The practice did not become universal for two reasons: the failure by twists of fate for the ritual to be included in any Haggadah published by a major Jewish book publisher, and the refusal of the Orthodox community to approve of the practice, consistent with the idea of not adding to the Haggadah.
The great national tragedies are remembered in the sad liturgical poetry recited on the fast of Tisha b’Av, including commemoration of our six million brethren.
With the exception of the Yizkor prayer (or the hashkavah in the Sephardic synagogues), our Yom Tov ritual has been designed by our sages and their successors to accentuate the Jewish joy and not the Jewish sorrow. The Haggadah likewise reflects this tendency.
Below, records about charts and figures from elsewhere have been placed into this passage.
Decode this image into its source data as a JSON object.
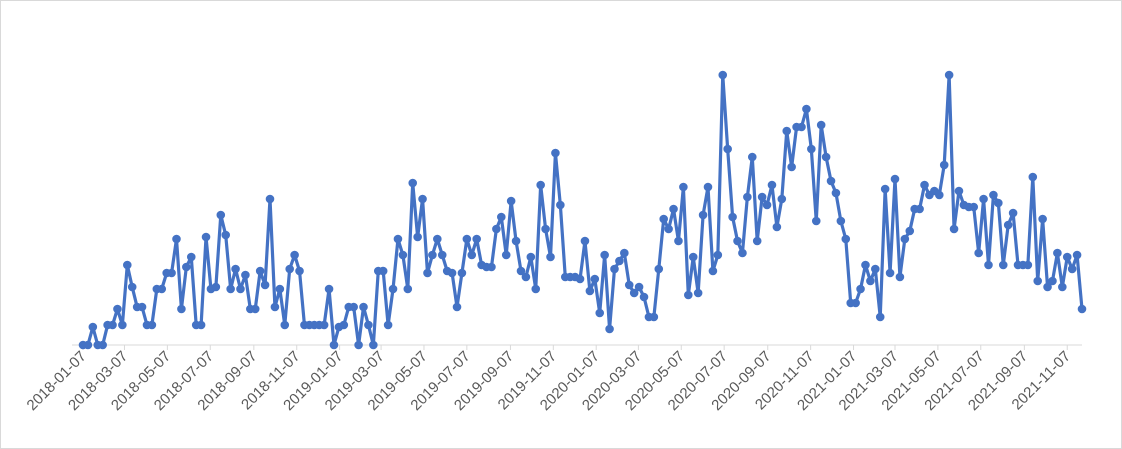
{
  "chart_data": {
    "type": "line",
    "title": "",
    "xlabel": "",
    "ylabel": "",
    "grid": false,
    "legend": "none",
    "line_color": "#4472C4",
    "axis_color": "#d9d9d9",
    "ylim": [
      0,
      270
    ],
    "x_tick_labels": [
      "2018-01-07",
      "2018-03-07",
      "2018-05-07",
      "2018-07-07",
      "2018-09-07",
      "2018-11-07",
      "2019-01-07",
      "2019-03-07",
      "2019-05-07",
      "2019-07-07",
      "2019-09-07",
      "2019-11-07",
      "2020-01-07",
      "2020-03-07",
      "2020-05-07",
      "2020-07-07",
      "2020-09-07",
      "2020-11-07",
      "2021-01-07",
      "2021-03-07",
      "2021-05-07",
      "2021-07-07",
      "2021-09-07",
      "2021-11-07"
    ],
    "start_date": "2018-01-07",
    "x_interval": "weekly",
    "values": [
      0,
      0,
      18,
      0,
      0,
      20,
      20,
      36,
      20,
      80,
      58,
      38,
      38,
      20,
      20,
      56,
      56,
      72,
      72,
      106,
      36,
      78,
      88,
      20,
      20,
      108,
      56,
      58,
      130,
      110,
      56,
      76,
      56,
      70,
      36,
      36,
      74,
      60,
      146,
      38,
      56,
      20,
      76,
      90,
      74,
      20,
      20,
      20,
      20,
      20,
      56,
      0,
      18,
      20,
      38,
      38,
      0,
      38,
      20,
      0,
      74,
      74,
      20,
      56,
      106,
      90,
      56,
      162,
      108,
      146,
      72,
      90,
      106,
      90,
      74,
      72,
      38,
      72,
      106,
      90,
      106,
      80,
      78,
      78,
      116,
      128,
      90,
      144,
      104,
      74,
      68,
      88,
      56,
      160,
      116,
      88,
      192,
      140,
      68,
      68,
      68,
      66,
      104,
      54,
      66,
      32,
      90,
      16,
      76,
      84,
      92,
      60,
      52,
      58,
      48,
      28,
      28,
      76,
      126,
      116,
      136,
      104,
      158,
      50,
      88,
      52,
      130,
      158,
      74,
      90,
      270,
      196,
      128,
      104,
      92,
      148,
      188,
      104,
      148,
      140,
      160,
      118,
      146,
      214,
      178,
      218,
      218,
      236,
      196,
      124,
      220,
      188,
      164,
      152,
      124,
      106,
      42,
      42,
      56,
      80,
      64,
      76,
      28,
      156,
      72,
      166,
      68,
      106,
      114,
      136,
      136,
      160,
      150,
      154,
      150,
      180,
      270,
      116,
      154,
      140,
      138,
      138,
      92,
      146,
      80,
      150,
      142,
      80,
      120,
      132,
      80,
      80,
      80,
      168,
      64,
      126,
      58,
      64,
      92,
      58,
      88,
      76,
      90,
      36
    ]
  }
}
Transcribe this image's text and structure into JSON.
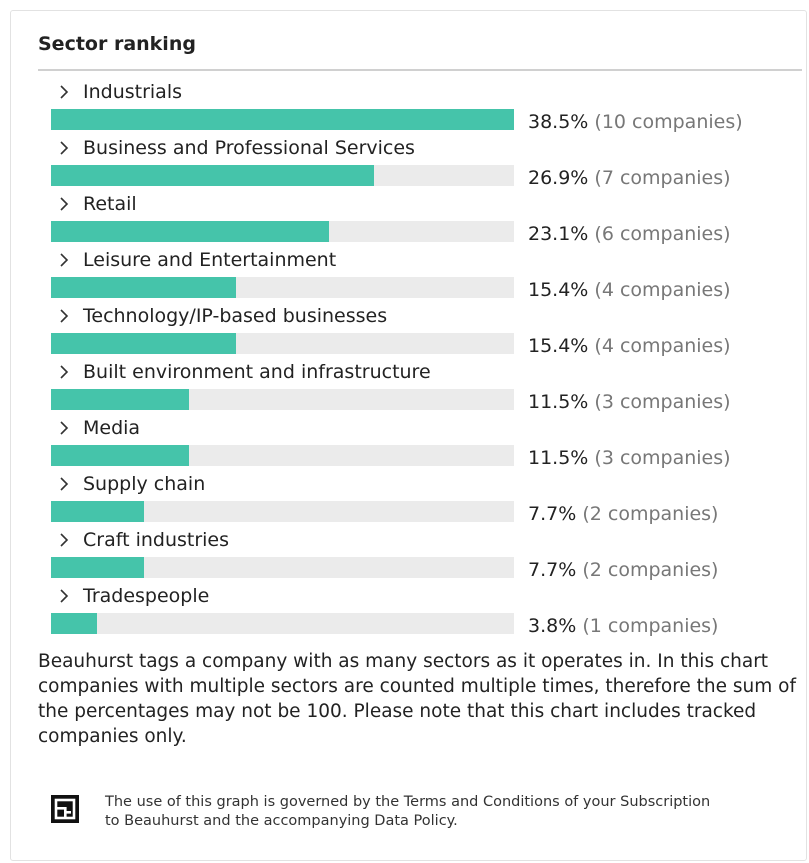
{
  "card": {
    "title": "Sector ranking"
  },
  "chart_data": {
    "type": "bar",
    "orientation": "horizontal",
    "title": "Sector ranking",
    "xlim": [
      0,
      38.5
    ],
    "bar_color": "#45c4aa",
    "track_color": "#ebebeb",
    "categories": [
      "Industrials",
      "Business and Professional Services",
      "Retail",
      "Leisure and Entertainment",
      "Technology/IP-based businesses",
      "Built environment and infrastructure",
      "Media",
      "Supply chain",
      "Craft industries",
      "Tradespeople"
    ],
    "values": [
      38.5,
      26.9,
      23.1,
      15.4,
      15.4,
      11.5,
      11.5,
      7.7,
      7.7,
      3.8
    ],
    "value_labels": [
      "38.5%",
      "26.9%",
      "23.1%",
      "15.4%",
      "15.4%",
      "11.5%",
      "11.5%",
      "7.7%",
      "7.7%",
      "3.8%"
    ],
    "count_labels": [
      "(10 companies)",
      "(7 companies)",
      "(6 companies)",
      "(4 companies)",
      "(4 companies)",
      "(3 companies)",
      "(3 companies)",
      "(2 companies)",
      "(2 companies)",
      "(1 companies)"
    ]
  },
  "icons": {
    "row_expand": "chevron-right-icon",
    "brand": "beauhurst-logo"
  },
  "note": "Beauhurst tags a company with as many sectors as it operates in. In this chart companies with multiple sectors are counted multiple times, therefore the sum of the percentages may not be 100. Please note that this chart includes tracked companies only.",
  "terms": "The use of this graph is governed by the Terms and Conditions of your Subscription to Beauhurst and the accompanying Data Policy."
}
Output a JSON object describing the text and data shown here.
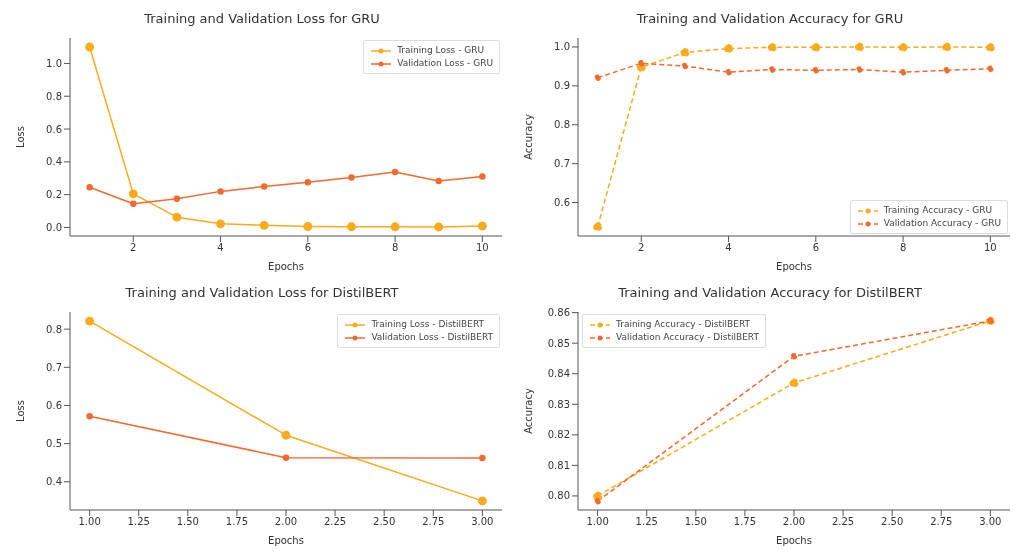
{
  "chart_data": [
    {
      "type": "line",
      "title": "Training and Validation Loss for GRU",
      "xlabel": "Epochs",
      "ylabel": "Loss",
      "x": [
        1,
        2,
        3,
        4,
        5,
        6,
        7,
        8,
        9,
        10
      ],
      "xlim": [
        0.55,
        10.45
      ],
      "xticks": [
        2,
        4,
        6,
        8,
        10
      ],
      "ylim": [
        -0.052,
        1.155
      ],
      "yticks": [
        {
          "value": 0,
          "label": "0.0"
        },
        0.2,
        0.4,
        0.6,
        0.8,
        {
          "value": 1,
          "label": "1.0"
        }
      ],
      "marker": "circle",
      "line_style": "solid",
      "grid": false,
      "legend": "top right",
      "series": [
        {
          "name": "Training Loss - GRU",
          "color": "#fbaa19",
          "values": [
            1.1,
            0.205,
            0.063,
            0.022,
            0.013,
            0.006,
            0.004,
            0.004,
            0.003,
            0.009
          ]
        },
        {
          "name": "Validation Loss - GRU",
          "color": "#f4692e",
          "values": [
            0.245,
            0.145,
            0.175,
            0.22,
            0.25,
            0.275,
            0.305,
            0.338,
            0.283,
            0.31
          ]
        }
      ]
    },
    {
      "type": "line",
      "title": "Training and Validation Accuracy for GRU",
      "xlabel": "Epochs",
      "ylabel": "Accuracy",
      "x": [
        1,
        2,
        3,
        4,
        5,
        6,
        7,
        8,
        9,
        10
      ],
      "xlim": [
        0.55,
        10.45
      ],
      "xticks": [
        2,
        4,
        6,
        8,
        10
      ],
      "ylim": [
        0.514,
        1.023
      ],
      "yticks": [
        0.6,
        0.7,
        0.8,
        0.9,
        {
          "value": 1,
          "label": "1.0"
        }
      ],
      "marker": "circle",
      "line_style": "dashed",
      "grid": false,
      "legend": "bottom right",
      "series": [
        {
          "name": "Training Accuracy - GRU",
          "color": "#fbaa19",
          "values": [
            0.538,
            0.948,
            0.986,
            0.996,
            0.999,
            0.999,
            1.0,
            0.999,
            1.0,
            0.999
          ]
        },
        {
          "name": "Validation Accuracy - GRU",
          "color": "#f4692e",
          "values": [
            0.921,
            0.958,
            0.951,
            0.935,
            0.942,
            0.94,
            0.942,
            0.935,
            0.94,
            0.944
          ]
        }
      ]
    },
    {
      "type": "line",
      "title": "Training and Validation Loss for DistilBERT",
      "xlabel": "Epochs",
      "ylabel": "Loss",
      "x": [
        1,
        2,
        3
      ],
      "xlim": [
        0.9,
        3.1
      ],
      "xticks": [
        {
          "value": 1,
          "label": "1.00"
        },
        1.25,
        {
          "value": 1.5,
          "label": "1.50"
        },
        1.75,
        {
          "value": 2,
          "label": "2.00"
        },
        2.25,
        {
          "value": 2.5,
          "label": "2.50"
        },
        2.75,
        {
          "value": 3,
          "label": "3.00"
        }
      ],
      "ylim": [
        0.326,
        0.845
      ],
      "yticks": [
        0.4,
        0.5,
        0.6,
        0.7,
        0.8
      ],
      "marker": "circle",
      "line_style": "solid",
      "grid": false,
      "legend": "top right",
      "series": [
        {
          "name": "Training Loss - DistilBERT",
          "color": "#fbaa19",
          "values": [
            0.821,
            0.522,
            0.35
          ]
        },
        {
          "name": "Validation Loss - DistilBERT",
          "color": "#f4692e",
          "values": [
            0.572,
            0.463,
            0.462
          ]
        }
      ]
    },
    {
      "type": "line",
      "title": "Training and Validation Accuracy for DistilBERT",
      "xlabel": "Epochs",
      "ylabel": "Accuracy",
      "x": [
        1,
        2,
        3
      ],
      "xlim": [
        0.9,
        3.1
      ],
      "xticks": [
        {
          "value": 1,
          "label": "1.00"
        },
        1.25,
        {
          "value": 1.5,
          "label": "1.50"
        },
        1.75,
        {
          "value": 2,
          "label": "2.00"
        },
        2.25,
        {
          "value": 2.5,
          "label": "2.50"
        },
        2.75,
        {
          "value": 3,
          "label": "3.00"
        }
      ],
      "ylim": [
        0.7954,
        0.8602
      ],
      "yticks": [
        {
          "value": 0.8,
          "label": "0.80"
        },
        0.81,
        0.82,
        0.83,
        0.84,
        0.85,
        {
          "value": 0.86,
          "label": "0.86"
        }
      ],
      "marker": "circle",
      "line_style": "dashed",
      "grid": false,
      "legend": "top left",
      "series": [
        {
          "name": "Training Accuracy - DistilBERT",
          "color": "#fbaa19",
          "values": [
            0.8,
            0.837,
            0.8573
          ]
        },
        {
          "name": "Validation Accuracy - DistilBERT",
          "color": "#f4692e",
          "values": [
            0.7983,
            0.8457,
            0.8573
          ]
        }
      ]
    }
  ]
}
Based on my own study of Jewish liturgy, I have to agree with the statement that the day on which we should commemorate the Holocaust is Tisha b’Av, because on that day we are allowed to challenge God with a word that we are prohibited from directing towards God on all other days of the year. That word is: Why? As in: Why did God remain silent during the years of the Holocaust?
Sadly, by failing to study Jewish liturgy and by neglecting to teach our rabbinic leaders the history of the words and structure of the Jewish prayerbook, our religious leaders deprived Holocaust survivors the opportunity to sit on the ground on Tisha B’Av and to cry out: why? Thankfully it is not too late for those same leaders to give my children, grandchildren and me the opportunity to do so.